Paula looked at the table. The words moved. She could not concentrate on the board. The longer she looked at it, the faster the letters moved, jumped and twirled. She blinked rapidly, trying to dissuade the pain that was developing at the back of her head. But darkness overcame her as she finally closed her eyes and laid her head back on the seat, sliding down unnoticeably.

When she heard a smart rap on her table, she jerked awake, only then realising she had fallen into an impromptu nap. Bewildered, she looked around the classroom.

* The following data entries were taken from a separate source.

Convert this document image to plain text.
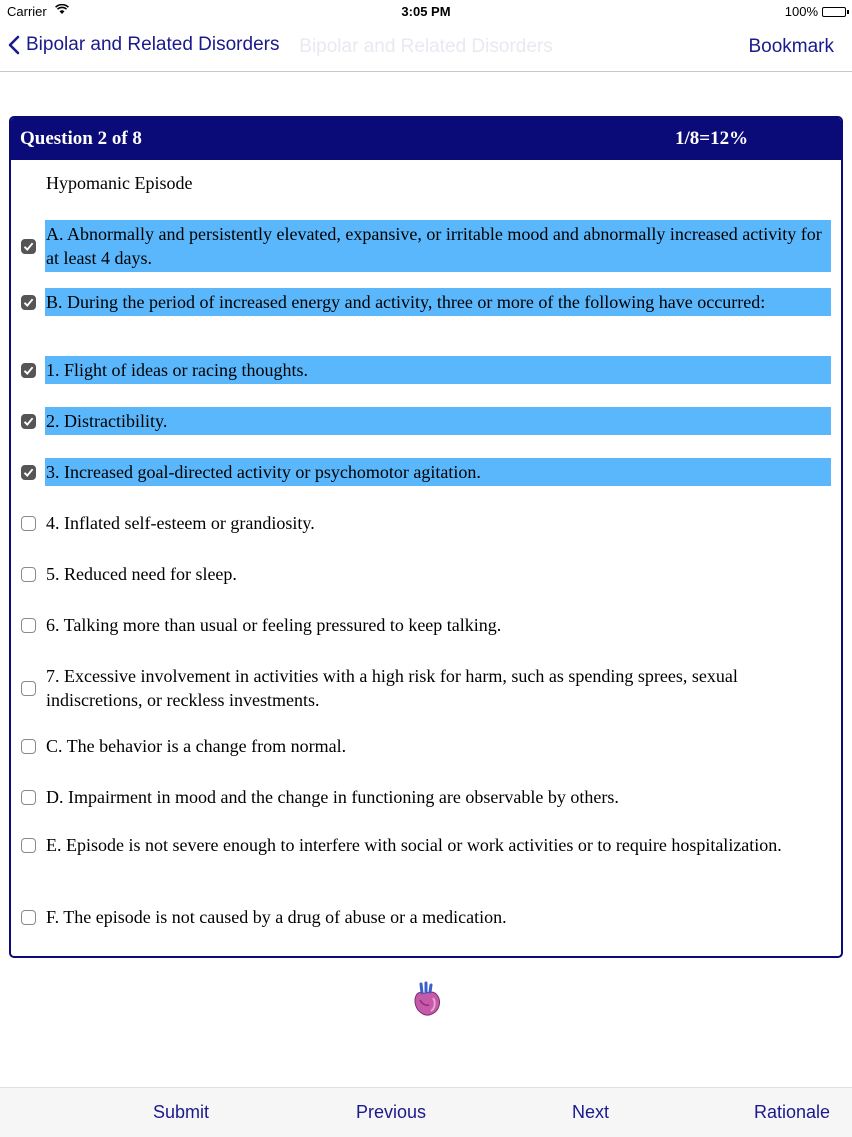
Carrier	3:05 PM	100%
Bipolar and Related Disorders	Bipolar and Related Disorders	Bookmark
Question 2 of 8	1/8=12%
Hypomanic Episode
A. Abnormally and persistently elevated, expansive, or irritable mood and abnormally increased activity for at least 4 days.
B. During the period of increased energy and activity, three or more of the following have occurred:
1. Flight of ideas or racing thoughts.
2. Distractibility.
3. Increased goal-directed activity or psychomotor agitation.
4. Inflated self-esteem or grandiosity.
5. Reduced need for sleep.
6. Talking more than usual or feeling pressured to keep talking.
7. Excessive involvement in activities with a high risk for harm, such as spending sprees, sexual indiscretions, or reckless investments.
C. The behavior is a change from normal.
D. Impairment in mood and the change in functioning are observable by others.
E. Episode is not severe enough to interfere with social or work activities or to require hospitalization.
F. The episode is not caused by a drug of abuse or a medication.
Submit	Previous	Next	Rationale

The classmate who had knocked on her table smiled at her, giving her a small indiscernible wave and nodding towards the board as if he knew. As if he understood why she had fallen asleep.

Smiling at him, Paula sat up straighter, looking once more at the board with hopeless abandon. She had to excel in this school. Her father’s stint as ambassador was not going to end anytime soon and she was stuck in Moscow for the next year. Well, ‘stuck’ would be a hard word. But that is how she felt in a place where she had no friends and no one appreciated good English conversations. And god. The freezing weather. Trying to rein her mind in to the question at hand, she saw the board again. As she saw her ‘new friend’ asking a question to which the teacher answered, a small thought took shape in her head.

If she was expected to learn and scrape through school, she could not achieve it only by reading. And thus began the legacy of her questions. She felt it was much easier to ask and get answers, her dyslexia processing the words she heard better than the words she saw. At the mounting work load, she sighed to herself. If it was true that ADHD would help sharpen her battle reflexes, it was high time they showed their worth. This was no less a battle than one fought with guns and cannons. So she asked question after question, receiving processing and sorting information.

Pochemuchka they called her. She liked the pronunciation. It sounded like a cute nickname. And she hoped it stayed.